Claim 11: Workplace giving and matching programs can amplify participation.

Bonterra’s CSR platform data from 2025 shows that 31% of employee donations facilitated through Bonterra received a corporate match. This was calculated by dividing the total number of matched employee donations by all employee donations processed that year.

Combined, employee contributions and their matched amounts totaled $1.2 billion ($762.8 million in employee donations and $441.4 million in matched funds).

It’s worth noting that the $1.2 billion figure represents the full activation value of these programs (both what employees gave and what employers added) rather than employee donations alone. That combined figure is the more comprehensive measure of workplace giving’s total impact, since matching programs are specifically designed to amplify individual contributions.

Claim 12: Collaboration is already common, and appetite for pooled funding is strong.

The Hanover survey of nonprofit and philanthropic leaders found that collaboration is already a regular practice across the sector: Thirty-seven percent of respondents collaborate with other funders or organizations monthly or weekly, and another 37% do so quarterly. The same survey found that 55% identified pooled or collaborative funding as an effective model.

That combination — high collaboration frequency paired with broad recognition of pooled funding’s effectiveness — suggests the sector has both the relationships and the conviction to pursue more coordinated approaches to grantmaking.

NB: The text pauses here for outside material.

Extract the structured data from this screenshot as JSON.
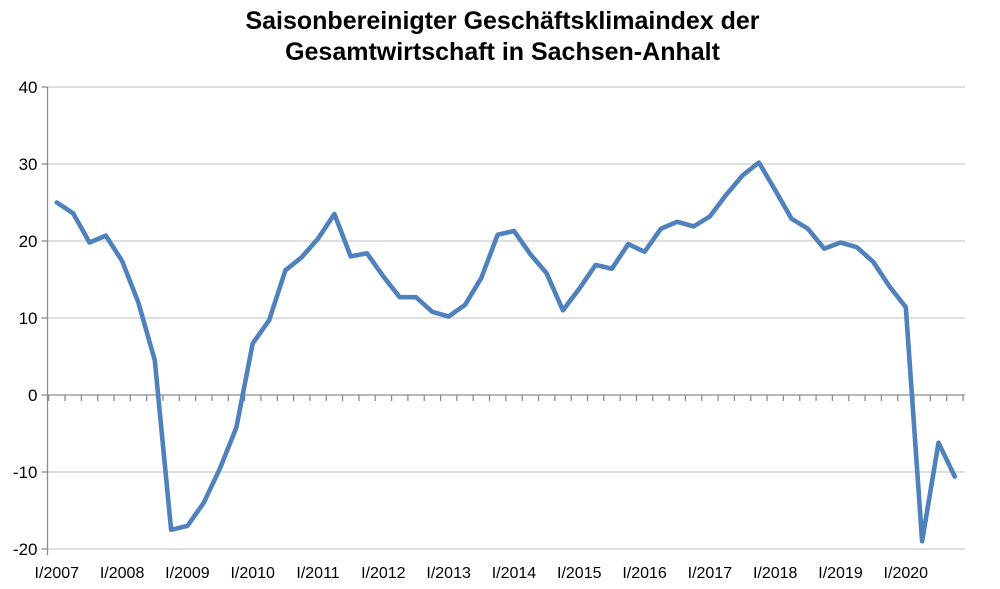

Claim 13: When people can’t give money, they’re often still willing to give time, and most prefer in-person volunteering experiences.

When donors face financial constraints, volunteering may be a more attractive way to contribute to the causes they care about.

Our data bears that out on both sides: Among the donors and volunteers surveyed by Hanover, 43% cited financial limitations as a barrier to giving more, and 77% said they would volunteer if they were unable to donate financially. More than half (55%) of volunteers also prefer face-to-face experiences, suggesting in-person programming remains one of the most reliable ways to convert giving intent into action.

Bonterra’s own platforms reinforce that assertion: in 2025, more than 7.8 million participants logged volunteer activity across CyberGrants and EveryAction, while Mobilize connected 131,059 participants with 7,280 opportunities — 70% of which were in-person.

Claim 14: Donor/volunteer generosity is driven by perceived impact.

A clear majority of active donors already believe in what they’re doing; finding ways to show them the results of their contributions in concrete terms stands to deepen that commitment further. Among donor and volunteer respondents, 49% said they give or volunteer specifically to make a positive impact on their communities, and 83% believe their contributions already make a measurable difference.

Claim 15: Convenience and flexibility are critical to increasing donor/volunteer participation.

The survey data also points to convenience and flexibility as persistent barriers to deeper participation. Among the donors and volunteers surveyed, 29% said they want opportunities that better fit their schedules, 28% want more flexible ways to give or participate, and 28% want giving itself to be easier.

It stands to reason that motivation isn’t the hurdle; rather, friction in the participation experience — whether that’s timing, format, or process — is costing organizations meaningful support from people who are already motivated to give.